The deal involved a back-to-back transaction in which the Scottish government acquired the two plants from Tata Steel and immediately sold them to Liberty House.
The agreement to save the two plants was completed on March 24 and in coming months Liberty expects to create around 150 new jobs to get the plants up and running again.
“We’re very grateful for the valuable support of the Scottish government and the trade unions in concluding this deal.
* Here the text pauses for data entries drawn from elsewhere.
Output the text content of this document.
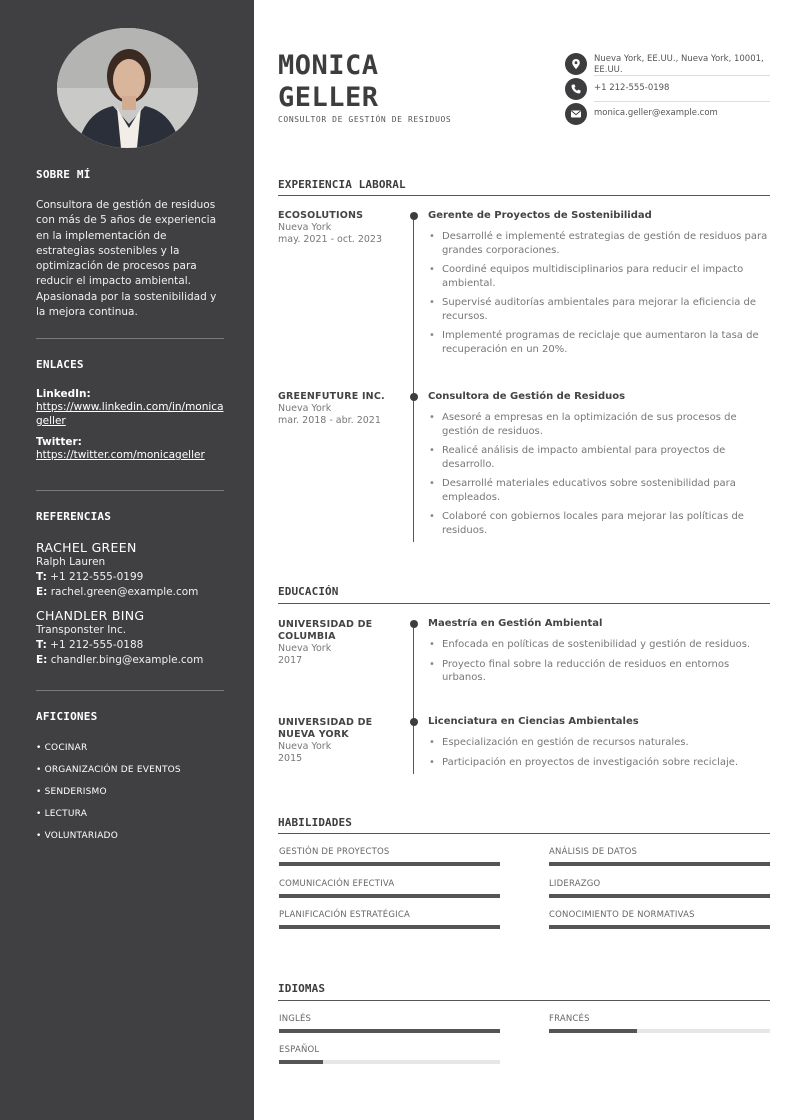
SOBRE MÍ
Consultora de gestión de residuos con más de 5 años de experiencia en la implementación de estrategias sostenibles y la optimización de procesos para reducir el impacto ambiental. Apasionada por la sostenibilidad y la mejora continua.
ENLACES
LinkedIn:
https://www.linkedin.com/in/monicageller
Twitter:
https://twitter.com/monicageller
REFERENCIAS
RACHEL GREEN
Ralph Lauren
T: +1 212-555-0199
E: rachel.green@example.com
CHANDLER BING
Transponster Inc.
T: +1 212-555-0188
E: chandler.bing@example.com
AFICIONES
• COCINAR
• ORGANIZACIÓN DE EVENTOS
• SENDERISMO
• LECTURA
• VOLUNTARIADO
MONICA
GELLER
CONSULTOR DE GESTIÓN DE RESIDUOS
Nueva York, EE.UU., Nueva York, 10001, EE.UU.
+1 212-555-0198
monica.geller@example.com
EXPERIENCIA LABORAL
ECOSOLUTIONS
Nueva York
may. 2021 - oct. 2023
Gerente de Proyectos de Sostenibilidad
• Desarrollé e implementé estrategias de gestión de residuos para grandes corporaciones.
• Coordiné equipos multidisciplinarios para reducir el impacto ambiental.
• Supervisé auditorías ambientales para mejorar la eficiencia de recursos.
• Implementé programas de reciclaje que aumentaron la tasa de recuperación en un 20%.
GREENFUTURE INC.
Nueva York
mar. 2018 - abr. 2021
Consultora de Gestión de Residuos
• Asesoré a empresas en la optimización de sus procesos de gestión de residuos.
• Realicé análisis de impacto ambiental para proyectos de desarrollo.
• Desarrollé materiales educativos sobre sostenibilidad para empleados.
• Colaboré con gobiernos locales para mejorar las políticas de residuos.
EDUCACIÓN
UNIVERSIDAD DE COLUMBIA
Nueva York
2017
Maestría en Gestión Ambiental
• Enfocada en políticas de sostenibilidad y gestión de residuos.
• Proyecto final sobre la reducción de residuos en entornos urbanos.
UNIVERSIDAD DE NUEVA YORK
Nueva York
2015
Licenciatura en Ciencias Ambientales
• Especialización en gestión de recursos naturales.
• Participación en proyectos de investigación sobre reciclaje.
HABILIDADES
GESTIÓN DE PROYECTOS	ANÁLISIS DE DATOS
COMUNICACIÓN EFECTIVA	LIDERAZGO
PLANIFICACIÓN ESTRATÉGICA	CONOCIMIENTO DE NORMATIVAS
IDIOMAS
INGLÉS	FRANCÉS
ESPAÑOL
Our team are continuing to evaluate the opportunity to make a bid for other Tata UK assets,” said 44-year-old Gupta, executive chairman of Liberty House.
“We’re very pleased to announce that we have completed the deal to acquire Tata’s plate mills in Scotland and we now look forward to continuing to work with local management and the workforce to re-build these great businesses in the months ahead,” he said.
Scotland’s First Minister, Nicola Sturgeon, said the government was “grateful to Liberty” to take up this “exciting opportunity in Scotland and for the energetic and speedy manner in which they worked with the Scottish government to help save these jobs.”
“It has been a team effort which has paid off and once again the steelworkers of Scotland will produce world class products from Lanarkshire,” added Scottish business minister Fergus Ewing.
Wales-based Gupta’s family firm Liberty House and a possible management buyout are so far the publicly declared partiesÂ keen on acquiring Tata Steel’s Port Talbot steelworks in Wales, which went up for sale last month after the Indian giant announced plans to exit the UK market.
Gupta, a Punjab-born graduate from Cambridge University, is being dubbed UK’s new “man of steel” after he emerged as a potential saviour of jobs if he were to acquire Tata Steel’s Welsh units, which went up for sale last month.
Founded in 1992, the group has turnover approaching USD 7 billion with net assets of USD 1 billion.